A idéia de se usar sons e ondas de rádio para detectar objetos já é utilizada pela natureza há milhões de anos, e no nosso artigo "Como Funciona o Radar" publicado outro artigo, tivemos oportunidade de detalhar como isso ocorre.

No entanto, o uso da eletricidade pela natureza para detecção de objetos vai além e existem soluções muito interessantes que podem ser aproveitadas pela nossa tecnologia.

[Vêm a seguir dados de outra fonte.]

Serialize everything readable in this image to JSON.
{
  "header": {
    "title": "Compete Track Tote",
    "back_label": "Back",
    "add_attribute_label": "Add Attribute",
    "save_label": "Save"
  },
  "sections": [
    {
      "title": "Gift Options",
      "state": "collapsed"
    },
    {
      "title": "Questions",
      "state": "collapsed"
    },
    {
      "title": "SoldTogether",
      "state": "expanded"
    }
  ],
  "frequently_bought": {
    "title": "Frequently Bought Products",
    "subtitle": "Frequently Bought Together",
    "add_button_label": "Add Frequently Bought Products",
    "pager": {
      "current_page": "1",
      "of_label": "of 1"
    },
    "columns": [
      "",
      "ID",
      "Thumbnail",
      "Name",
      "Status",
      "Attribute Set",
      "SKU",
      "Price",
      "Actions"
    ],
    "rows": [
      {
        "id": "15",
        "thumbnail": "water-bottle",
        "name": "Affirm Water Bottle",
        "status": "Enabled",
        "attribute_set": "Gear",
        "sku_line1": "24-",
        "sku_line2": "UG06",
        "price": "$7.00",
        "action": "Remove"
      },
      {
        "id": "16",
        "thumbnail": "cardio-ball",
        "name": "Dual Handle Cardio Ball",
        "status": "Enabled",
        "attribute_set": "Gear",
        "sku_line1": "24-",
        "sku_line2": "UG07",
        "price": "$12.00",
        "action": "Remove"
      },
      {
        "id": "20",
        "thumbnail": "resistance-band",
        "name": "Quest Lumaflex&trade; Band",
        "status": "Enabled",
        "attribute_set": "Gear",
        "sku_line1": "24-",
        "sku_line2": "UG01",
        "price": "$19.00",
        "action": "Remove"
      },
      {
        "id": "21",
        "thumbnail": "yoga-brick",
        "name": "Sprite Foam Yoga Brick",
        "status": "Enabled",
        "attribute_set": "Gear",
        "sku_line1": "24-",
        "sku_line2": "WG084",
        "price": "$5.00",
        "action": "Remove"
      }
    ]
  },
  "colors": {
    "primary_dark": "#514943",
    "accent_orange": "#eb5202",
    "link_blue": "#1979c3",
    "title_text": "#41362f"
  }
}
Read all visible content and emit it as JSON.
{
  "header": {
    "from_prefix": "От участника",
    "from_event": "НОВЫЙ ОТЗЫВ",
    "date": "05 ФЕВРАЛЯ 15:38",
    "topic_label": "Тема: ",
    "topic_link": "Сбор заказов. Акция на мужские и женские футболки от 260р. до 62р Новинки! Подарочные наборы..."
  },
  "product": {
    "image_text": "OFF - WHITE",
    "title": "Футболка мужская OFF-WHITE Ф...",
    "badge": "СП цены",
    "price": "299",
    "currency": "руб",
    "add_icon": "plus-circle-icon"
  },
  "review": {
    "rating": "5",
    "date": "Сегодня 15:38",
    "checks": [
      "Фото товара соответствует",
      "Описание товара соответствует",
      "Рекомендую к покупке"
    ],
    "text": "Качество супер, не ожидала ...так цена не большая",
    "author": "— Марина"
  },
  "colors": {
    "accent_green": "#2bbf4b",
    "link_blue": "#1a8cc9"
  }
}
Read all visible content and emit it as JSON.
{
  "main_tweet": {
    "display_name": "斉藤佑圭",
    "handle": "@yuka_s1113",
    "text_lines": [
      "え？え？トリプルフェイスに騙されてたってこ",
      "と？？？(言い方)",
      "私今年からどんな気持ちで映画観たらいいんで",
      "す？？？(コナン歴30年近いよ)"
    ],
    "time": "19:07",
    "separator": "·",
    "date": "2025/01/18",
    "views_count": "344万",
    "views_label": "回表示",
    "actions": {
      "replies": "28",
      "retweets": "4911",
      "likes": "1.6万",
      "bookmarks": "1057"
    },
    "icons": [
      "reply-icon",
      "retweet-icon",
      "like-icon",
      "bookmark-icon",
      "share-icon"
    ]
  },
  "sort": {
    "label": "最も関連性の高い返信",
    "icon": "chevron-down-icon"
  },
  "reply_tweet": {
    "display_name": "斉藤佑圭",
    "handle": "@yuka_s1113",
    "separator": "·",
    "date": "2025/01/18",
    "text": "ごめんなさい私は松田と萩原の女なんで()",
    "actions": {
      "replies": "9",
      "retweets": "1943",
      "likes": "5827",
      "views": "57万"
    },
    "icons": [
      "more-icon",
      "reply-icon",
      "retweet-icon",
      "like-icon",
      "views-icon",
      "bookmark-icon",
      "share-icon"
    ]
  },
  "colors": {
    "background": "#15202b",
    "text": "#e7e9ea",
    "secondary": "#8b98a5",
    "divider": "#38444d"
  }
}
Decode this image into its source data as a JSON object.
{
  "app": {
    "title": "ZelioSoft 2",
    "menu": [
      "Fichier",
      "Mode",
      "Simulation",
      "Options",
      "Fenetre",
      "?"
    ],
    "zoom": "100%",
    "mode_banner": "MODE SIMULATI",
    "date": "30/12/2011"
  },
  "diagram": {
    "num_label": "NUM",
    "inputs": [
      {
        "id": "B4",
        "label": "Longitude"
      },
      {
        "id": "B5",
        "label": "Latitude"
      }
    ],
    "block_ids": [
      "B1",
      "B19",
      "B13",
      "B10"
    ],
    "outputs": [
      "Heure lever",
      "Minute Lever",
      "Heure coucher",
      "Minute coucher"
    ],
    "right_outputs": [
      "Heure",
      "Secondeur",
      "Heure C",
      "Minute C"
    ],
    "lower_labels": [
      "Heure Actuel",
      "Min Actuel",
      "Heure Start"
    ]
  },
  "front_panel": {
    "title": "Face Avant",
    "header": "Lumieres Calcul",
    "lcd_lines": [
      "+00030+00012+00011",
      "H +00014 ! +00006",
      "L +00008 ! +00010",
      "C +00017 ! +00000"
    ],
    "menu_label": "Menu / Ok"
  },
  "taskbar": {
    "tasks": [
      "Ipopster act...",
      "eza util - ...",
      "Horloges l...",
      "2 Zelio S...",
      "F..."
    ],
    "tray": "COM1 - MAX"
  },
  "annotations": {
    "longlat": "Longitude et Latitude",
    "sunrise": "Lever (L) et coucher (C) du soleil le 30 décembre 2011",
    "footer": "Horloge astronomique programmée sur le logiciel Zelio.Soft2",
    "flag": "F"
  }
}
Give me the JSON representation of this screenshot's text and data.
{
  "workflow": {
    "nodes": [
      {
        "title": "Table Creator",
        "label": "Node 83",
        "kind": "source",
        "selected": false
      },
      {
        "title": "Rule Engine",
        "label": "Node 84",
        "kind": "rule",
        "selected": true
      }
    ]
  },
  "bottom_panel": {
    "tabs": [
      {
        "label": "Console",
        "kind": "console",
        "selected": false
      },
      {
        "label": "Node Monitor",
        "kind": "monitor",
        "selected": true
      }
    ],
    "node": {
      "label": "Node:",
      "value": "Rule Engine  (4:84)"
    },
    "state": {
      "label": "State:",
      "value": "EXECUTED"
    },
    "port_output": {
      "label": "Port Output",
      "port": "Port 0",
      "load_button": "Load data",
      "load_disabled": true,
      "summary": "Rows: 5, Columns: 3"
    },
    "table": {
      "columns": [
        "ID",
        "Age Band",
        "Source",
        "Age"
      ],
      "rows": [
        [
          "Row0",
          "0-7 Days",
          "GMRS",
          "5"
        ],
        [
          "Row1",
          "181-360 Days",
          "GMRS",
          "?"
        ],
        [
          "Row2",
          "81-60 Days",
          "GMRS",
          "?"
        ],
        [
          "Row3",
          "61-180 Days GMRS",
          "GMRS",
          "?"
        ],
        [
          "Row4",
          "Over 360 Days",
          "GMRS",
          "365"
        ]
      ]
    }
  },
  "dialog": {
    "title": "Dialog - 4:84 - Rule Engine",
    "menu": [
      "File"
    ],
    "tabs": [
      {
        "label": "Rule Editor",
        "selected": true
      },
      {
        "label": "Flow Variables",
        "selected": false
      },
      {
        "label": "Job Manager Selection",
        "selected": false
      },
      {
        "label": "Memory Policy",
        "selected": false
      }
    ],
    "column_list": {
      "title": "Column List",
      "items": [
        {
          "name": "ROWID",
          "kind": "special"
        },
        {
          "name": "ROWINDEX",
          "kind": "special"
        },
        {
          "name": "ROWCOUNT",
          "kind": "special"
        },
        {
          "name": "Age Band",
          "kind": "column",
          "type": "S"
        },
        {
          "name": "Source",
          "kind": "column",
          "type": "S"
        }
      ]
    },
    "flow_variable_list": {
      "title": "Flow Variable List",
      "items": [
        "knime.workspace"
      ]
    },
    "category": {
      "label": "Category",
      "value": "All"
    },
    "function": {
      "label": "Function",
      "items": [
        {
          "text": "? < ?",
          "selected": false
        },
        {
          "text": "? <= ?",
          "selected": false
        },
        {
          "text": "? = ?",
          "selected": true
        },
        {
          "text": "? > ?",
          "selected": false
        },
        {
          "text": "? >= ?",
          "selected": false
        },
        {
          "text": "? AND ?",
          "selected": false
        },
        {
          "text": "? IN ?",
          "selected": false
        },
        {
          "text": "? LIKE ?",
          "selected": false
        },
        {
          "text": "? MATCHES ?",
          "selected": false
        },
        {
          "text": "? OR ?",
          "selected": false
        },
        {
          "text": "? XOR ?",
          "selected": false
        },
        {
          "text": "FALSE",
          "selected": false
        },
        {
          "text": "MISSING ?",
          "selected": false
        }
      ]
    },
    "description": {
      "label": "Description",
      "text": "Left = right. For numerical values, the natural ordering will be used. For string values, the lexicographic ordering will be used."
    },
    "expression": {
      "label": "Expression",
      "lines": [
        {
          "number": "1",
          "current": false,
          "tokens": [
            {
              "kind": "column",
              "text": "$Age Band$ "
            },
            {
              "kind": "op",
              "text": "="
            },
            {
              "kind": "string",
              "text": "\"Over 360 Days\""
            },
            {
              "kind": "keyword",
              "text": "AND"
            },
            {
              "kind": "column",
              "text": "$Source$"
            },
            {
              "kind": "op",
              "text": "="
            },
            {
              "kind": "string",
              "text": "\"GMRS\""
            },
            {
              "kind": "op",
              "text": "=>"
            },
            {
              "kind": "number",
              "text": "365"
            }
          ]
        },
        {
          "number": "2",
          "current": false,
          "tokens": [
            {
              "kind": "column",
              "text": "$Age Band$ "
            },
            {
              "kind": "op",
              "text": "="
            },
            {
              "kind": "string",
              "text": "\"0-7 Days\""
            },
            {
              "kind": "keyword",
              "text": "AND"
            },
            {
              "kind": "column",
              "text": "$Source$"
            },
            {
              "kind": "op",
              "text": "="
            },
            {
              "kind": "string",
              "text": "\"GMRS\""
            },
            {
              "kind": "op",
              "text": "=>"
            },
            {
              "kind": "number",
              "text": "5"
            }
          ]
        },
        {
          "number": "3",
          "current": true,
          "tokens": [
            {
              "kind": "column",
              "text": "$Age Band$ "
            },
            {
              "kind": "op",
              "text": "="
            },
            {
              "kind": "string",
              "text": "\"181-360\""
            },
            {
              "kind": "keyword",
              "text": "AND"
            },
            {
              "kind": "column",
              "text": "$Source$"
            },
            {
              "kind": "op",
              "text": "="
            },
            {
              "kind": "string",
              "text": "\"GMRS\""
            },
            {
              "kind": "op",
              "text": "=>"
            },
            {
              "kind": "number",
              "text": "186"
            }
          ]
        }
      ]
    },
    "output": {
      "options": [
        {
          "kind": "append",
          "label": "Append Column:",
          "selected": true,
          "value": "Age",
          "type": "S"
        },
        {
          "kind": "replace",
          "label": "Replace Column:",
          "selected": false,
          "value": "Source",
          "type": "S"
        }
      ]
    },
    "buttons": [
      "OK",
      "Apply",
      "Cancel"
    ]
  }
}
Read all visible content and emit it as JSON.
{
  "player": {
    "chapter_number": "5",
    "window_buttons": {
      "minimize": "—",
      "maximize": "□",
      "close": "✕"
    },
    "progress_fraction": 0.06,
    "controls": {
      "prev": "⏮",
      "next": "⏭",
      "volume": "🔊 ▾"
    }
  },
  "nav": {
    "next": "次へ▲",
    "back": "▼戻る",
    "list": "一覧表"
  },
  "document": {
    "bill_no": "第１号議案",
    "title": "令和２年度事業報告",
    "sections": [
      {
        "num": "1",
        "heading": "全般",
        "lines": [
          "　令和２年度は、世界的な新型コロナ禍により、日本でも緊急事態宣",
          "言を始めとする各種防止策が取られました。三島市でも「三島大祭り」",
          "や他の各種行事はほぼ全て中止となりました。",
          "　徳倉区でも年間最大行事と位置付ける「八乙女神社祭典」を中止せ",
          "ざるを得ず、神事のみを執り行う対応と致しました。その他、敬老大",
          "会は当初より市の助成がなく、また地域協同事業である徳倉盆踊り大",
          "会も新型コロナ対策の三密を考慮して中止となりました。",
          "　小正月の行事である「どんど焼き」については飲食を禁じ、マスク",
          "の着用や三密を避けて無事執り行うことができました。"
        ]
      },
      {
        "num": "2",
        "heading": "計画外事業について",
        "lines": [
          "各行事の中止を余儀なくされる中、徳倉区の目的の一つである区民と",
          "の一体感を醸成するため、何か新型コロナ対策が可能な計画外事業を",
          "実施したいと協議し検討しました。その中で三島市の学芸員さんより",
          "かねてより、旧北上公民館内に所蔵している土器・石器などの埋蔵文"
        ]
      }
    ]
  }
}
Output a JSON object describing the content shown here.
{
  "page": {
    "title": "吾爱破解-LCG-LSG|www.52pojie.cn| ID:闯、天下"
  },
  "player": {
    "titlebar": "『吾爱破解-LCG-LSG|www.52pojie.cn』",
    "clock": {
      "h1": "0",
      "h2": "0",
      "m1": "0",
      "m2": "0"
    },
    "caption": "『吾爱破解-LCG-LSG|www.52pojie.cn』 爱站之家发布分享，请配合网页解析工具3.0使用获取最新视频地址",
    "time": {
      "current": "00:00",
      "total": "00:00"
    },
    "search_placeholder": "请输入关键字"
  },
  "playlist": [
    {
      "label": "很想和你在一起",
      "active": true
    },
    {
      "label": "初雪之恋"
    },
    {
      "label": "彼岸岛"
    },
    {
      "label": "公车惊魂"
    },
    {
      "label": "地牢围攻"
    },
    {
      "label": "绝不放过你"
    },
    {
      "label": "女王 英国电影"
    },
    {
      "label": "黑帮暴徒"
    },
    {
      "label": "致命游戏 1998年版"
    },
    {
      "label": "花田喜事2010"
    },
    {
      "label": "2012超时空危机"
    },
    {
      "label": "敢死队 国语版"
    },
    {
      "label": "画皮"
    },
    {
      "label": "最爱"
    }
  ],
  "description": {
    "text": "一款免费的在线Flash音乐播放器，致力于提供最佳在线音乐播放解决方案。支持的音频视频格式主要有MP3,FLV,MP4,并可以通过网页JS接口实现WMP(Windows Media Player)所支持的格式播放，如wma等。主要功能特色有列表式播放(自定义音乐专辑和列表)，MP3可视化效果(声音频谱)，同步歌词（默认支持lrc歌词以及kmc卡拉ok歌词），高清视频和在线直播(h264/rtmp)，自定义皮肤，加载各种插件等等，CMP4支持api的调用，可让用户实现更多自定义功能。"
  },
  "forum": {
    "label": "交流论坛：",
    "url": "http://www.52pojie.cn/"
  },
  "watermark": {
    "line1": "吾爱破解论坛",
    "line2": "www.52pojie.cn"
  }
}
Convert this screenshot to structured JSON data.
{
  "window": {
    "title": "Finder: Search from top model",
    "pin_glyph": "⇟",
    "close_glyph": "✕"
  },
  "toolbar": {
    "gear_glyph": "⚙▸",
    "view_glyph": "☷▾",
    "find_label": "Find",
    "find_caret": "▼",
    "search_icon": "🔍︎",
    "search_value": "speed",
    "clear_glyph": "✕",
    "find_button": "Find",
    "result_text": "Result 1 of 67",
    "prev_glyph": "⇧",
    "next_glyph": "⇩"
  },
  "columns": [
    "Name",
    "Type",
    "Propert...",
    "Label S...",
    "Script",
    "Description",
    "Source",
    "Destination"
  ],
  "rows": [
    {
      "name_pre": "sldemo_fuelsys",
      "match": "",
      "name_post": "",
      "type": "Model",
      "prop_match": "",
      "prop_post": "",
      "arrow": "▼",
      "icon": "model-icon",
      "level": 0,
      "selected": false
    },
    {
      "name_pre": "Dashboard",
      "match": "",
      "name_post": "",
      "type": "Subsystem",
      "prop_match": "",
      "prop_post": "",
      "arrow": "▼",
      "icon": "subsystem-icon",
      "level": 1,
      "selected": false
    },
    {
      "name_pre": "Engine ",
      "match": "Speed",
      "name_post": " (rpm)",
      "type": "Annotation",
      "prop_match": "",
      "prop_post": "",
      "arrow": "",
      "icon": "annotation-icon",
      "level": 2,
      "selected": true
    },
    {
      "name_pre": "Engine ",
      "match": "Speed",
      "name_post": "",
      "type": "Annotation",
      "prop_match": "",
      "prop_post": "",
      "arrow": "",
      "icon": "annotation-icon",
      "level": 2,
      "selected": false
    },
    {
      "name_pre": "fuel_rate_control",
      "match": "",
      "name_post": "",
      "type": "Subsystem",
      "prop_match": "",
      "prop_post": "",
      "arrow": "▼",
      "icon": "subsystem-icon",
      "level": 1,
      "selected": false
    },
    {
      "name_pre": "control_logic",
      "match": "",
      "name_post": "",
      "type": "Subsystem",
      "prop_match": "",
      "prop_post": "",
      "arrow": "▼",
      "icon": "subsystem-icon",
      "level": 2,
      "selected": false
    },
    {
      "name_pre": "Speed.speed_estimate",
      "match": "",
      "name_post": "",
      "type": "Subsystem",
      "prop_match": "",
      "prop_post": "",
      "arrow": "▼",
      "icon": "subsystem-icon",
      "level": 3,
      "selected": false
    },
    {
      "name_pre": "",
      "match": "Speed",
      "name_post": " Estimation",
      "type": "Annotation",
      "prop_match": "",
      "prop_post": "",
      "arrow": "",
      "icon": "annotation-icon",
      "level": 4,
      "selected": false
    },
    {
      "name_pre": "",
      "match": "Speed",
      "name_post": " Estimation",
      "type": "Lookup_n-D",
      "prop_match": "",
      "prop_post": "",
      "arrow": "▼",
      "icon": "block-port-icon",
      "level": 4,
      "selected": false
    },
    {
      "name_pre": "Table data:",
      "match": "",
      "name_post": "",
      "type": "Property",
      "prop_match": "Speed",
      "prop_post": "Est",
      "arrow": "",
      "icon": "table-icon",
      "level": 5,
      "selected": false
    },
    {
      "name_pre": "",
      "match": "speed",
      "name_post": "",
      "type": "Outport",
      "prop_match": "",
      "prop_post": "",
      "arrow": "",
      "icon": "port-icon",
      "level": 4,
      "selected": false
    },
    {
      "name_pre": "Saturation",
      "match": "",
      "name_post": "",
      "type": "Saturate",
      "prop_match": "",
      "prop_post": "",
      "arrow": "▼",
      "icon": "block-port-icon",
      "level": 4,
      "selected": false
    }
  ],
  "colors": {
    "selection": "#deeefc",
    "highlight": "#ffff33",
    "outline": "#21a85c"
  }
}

Existe um peixe, denominado Ituí Cavalo (cujo nome científico é Apteronotus Albifrons da família dos Gymnotoidae) e que vive em rios de águas esuras da amazonia é capaz de utilizar campos elétricos de baixa frequência para detectar objetos a sua volta e mesmo outros animais.

Este peixe, conforme mostra a figura 1, possui um órgão gerador de eletricidade, do tipo semelhante aos usados pelos peixes elétricos, e que produz um campo de corrente de alguns volts em torno do animal.

 

Ituí-Cavalo – peixe que gera um campo elétrico para a orientação.
Ituí-Cavalo – peixe que gera um campo elétrico para a orientação.

 

 

A frequência deste campo, que varia de 400 Hz a 2 000 Hz, dependendo do peixe, eé tão estável, que já se utilizou este animal para gerar os pulsos de sincronismo que alimentam um relógio conforme mostra a figura 2.

 

Sincronizando um relógio com o Ituí-cavalo.
Sincronizando um relógio com o Ituí-cavalo.

 

 

O que ocorre é que, ao lado do órgão emissor, o peixe tem órgãos sensores que permitem ao animal fazer uma "imagem mental" do que está a sua volta pelas deformações que as linhas do campo de corrente sofrem pela presença de objetos menos condutores ou mais condutores a sua volta.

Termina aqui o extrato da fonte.